Edward Bearcroft, KC (30 April 1737 – 20 November 1796) was an English barrister, judge, and politician.
Born on 30 April 1737, he was the second son of the Reverend Philip Bearcroft DD, then Preacher later Master of the Charterhouse, and his first wife, born Elizabeth Lovegrove. Educated at Charterhouse until 1752, he then went to Peterhouse, Cambridge and in 1754 began legal studies at the Inner Temple, being called to the bar on 24 November 1758.

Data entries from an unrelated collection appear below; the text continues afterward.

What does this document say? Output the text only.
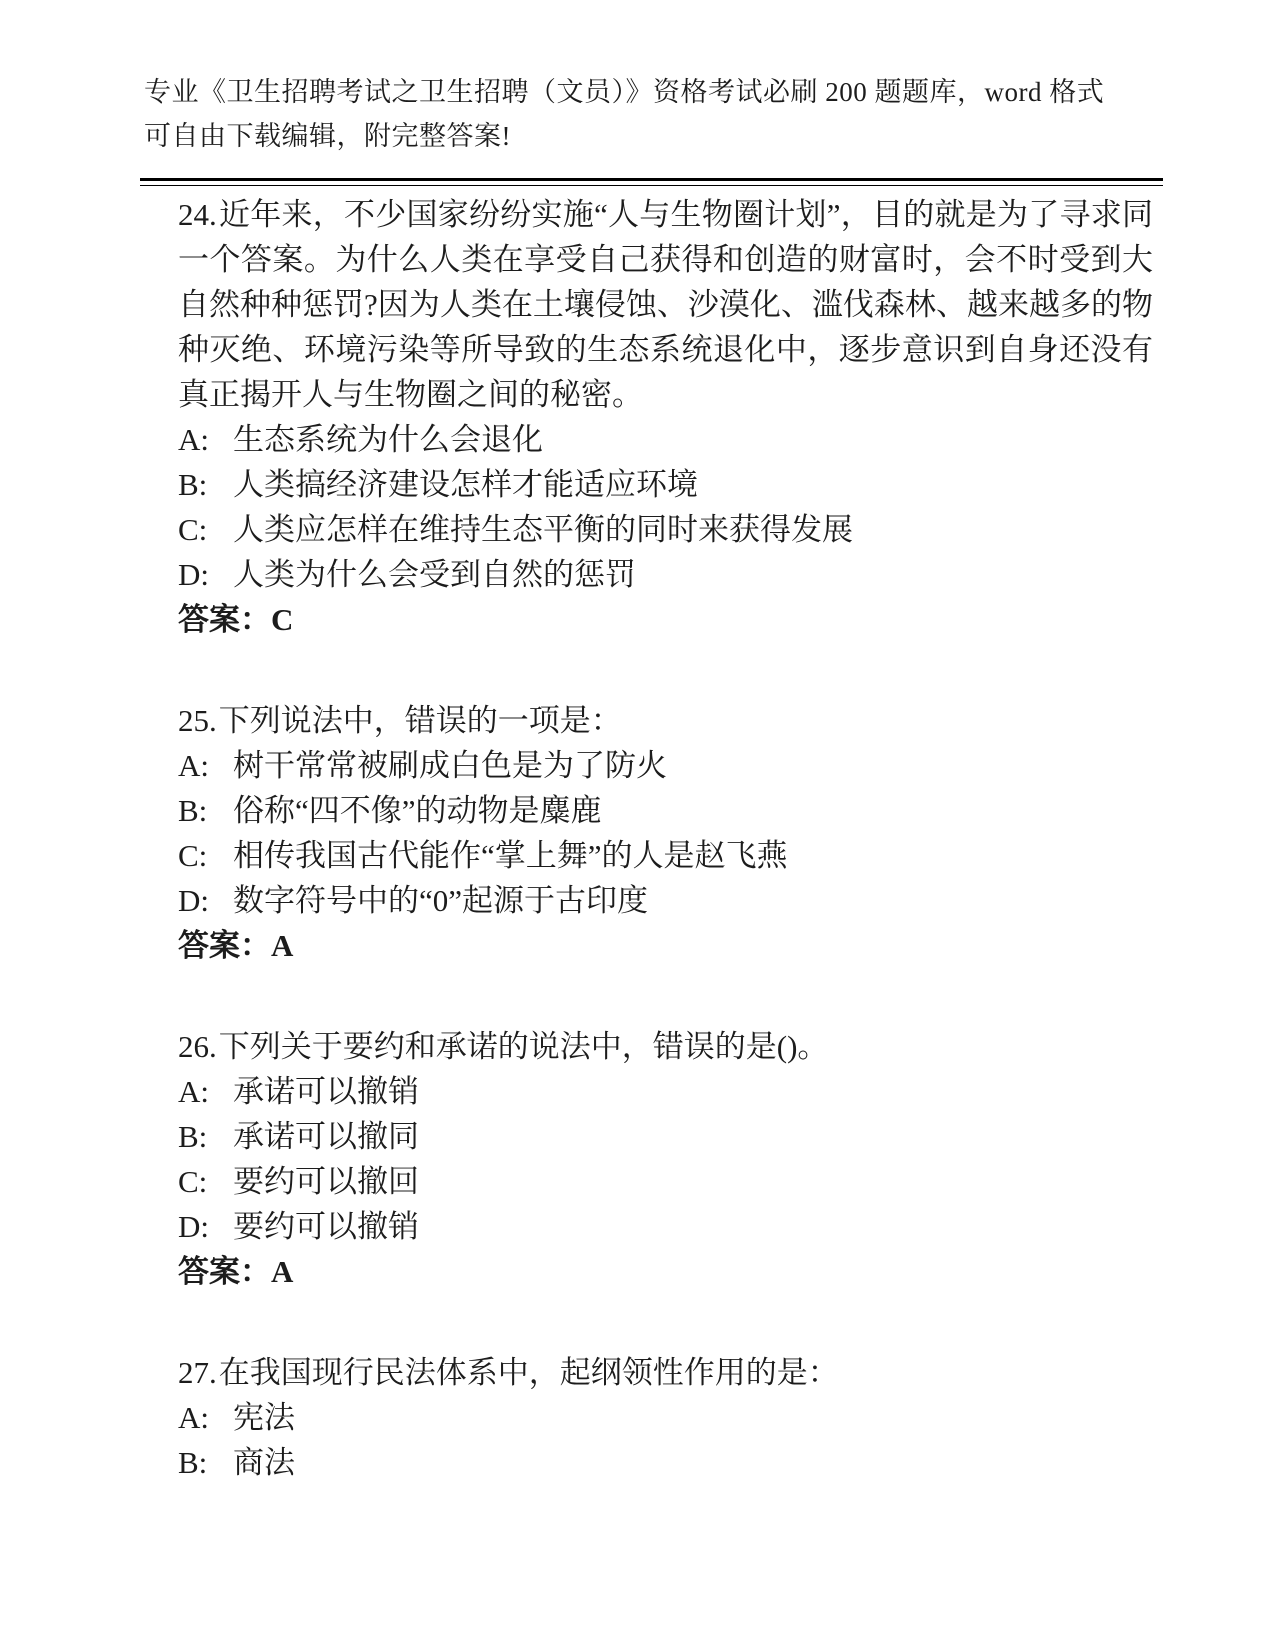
专业《卫生招聘考试之卫生招聘（文员）》资格考试必刷 200 题题库，word 格式
可自由下载编辑，附完整答案!

24.近年来，不少国家纷纷实施“人与生物圈计划”，目的就是为了寻求同一个答案。为什么人类在享受自己获得和创造的财富时，会不时受到大自然种种惩罚?因为人类在土壤侵蚀、沙漠化、滥伐森林、越来越多的物种灭绝、环境污染等所导致的生态系统退化中，逐步意识到自身还没有真正揭开人与生物圈之间的秘密。

A: 生态系统为什么会退化

B: 人类搞经济建设怎样才能适应环境

C: 人类应怎样在维持生态平衡的同时来获得发展

D: 人类为什么会受到自然的惩罚

答案：C

25.下列说法中，错误的一项是：

A: 树干常常被刷成白色是为了防火

B: 俗称“四不像”的动物是麋鹿

C: 相传我国古代能作“掌上舞”的人是赵飞燕

D: 数字符号中的“0”起源于古印度

答案：A

26.下列关于要约和承诺的说法中，错误的是()。

A: 承诺可以撤销

B: 承诺可以撤同

C: 要约可以撤回

D: 要约可以撤销

答案：A

27.在我国现行民法体系中，起纲领性作用的是：

A: 宪法

B: 商法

He built a respectable and lucrative practice as a barrister, being appointed counsel and steward of accounts to the governors of Charterhouse in 1765 and King's Counsel on 24 July 1772. In the Inner Temple he was a bencher in 1772, reader in 1780 and treasurer in 1781. He appeared in major trials, in 1778 being a defending counsel in the case of R v Baillie, where Captain Baillie was accused of criminal libel and in 1784 he was counsel for the prosecution in the case at Shrewsbury against William Davies Shipley, Dean of St Asaph, for seditious libel, now known as The Case of the Dean of St Asaph.
In 1788 he was appointed Chief Justice of Chester, holding the post despite increasing deafness until his death. In October 1794 he was among the counsel for the Crown in the 1794 Treason Trials.
He unsuccessfully contested Worcester in the general election of 1774, but was returned as Member of Parliament for Hindon in 1784. His parliamentary patron, William Thomas Beckford, then offered him the seat of Saltash, where he was returned in 1790, holding it until his death.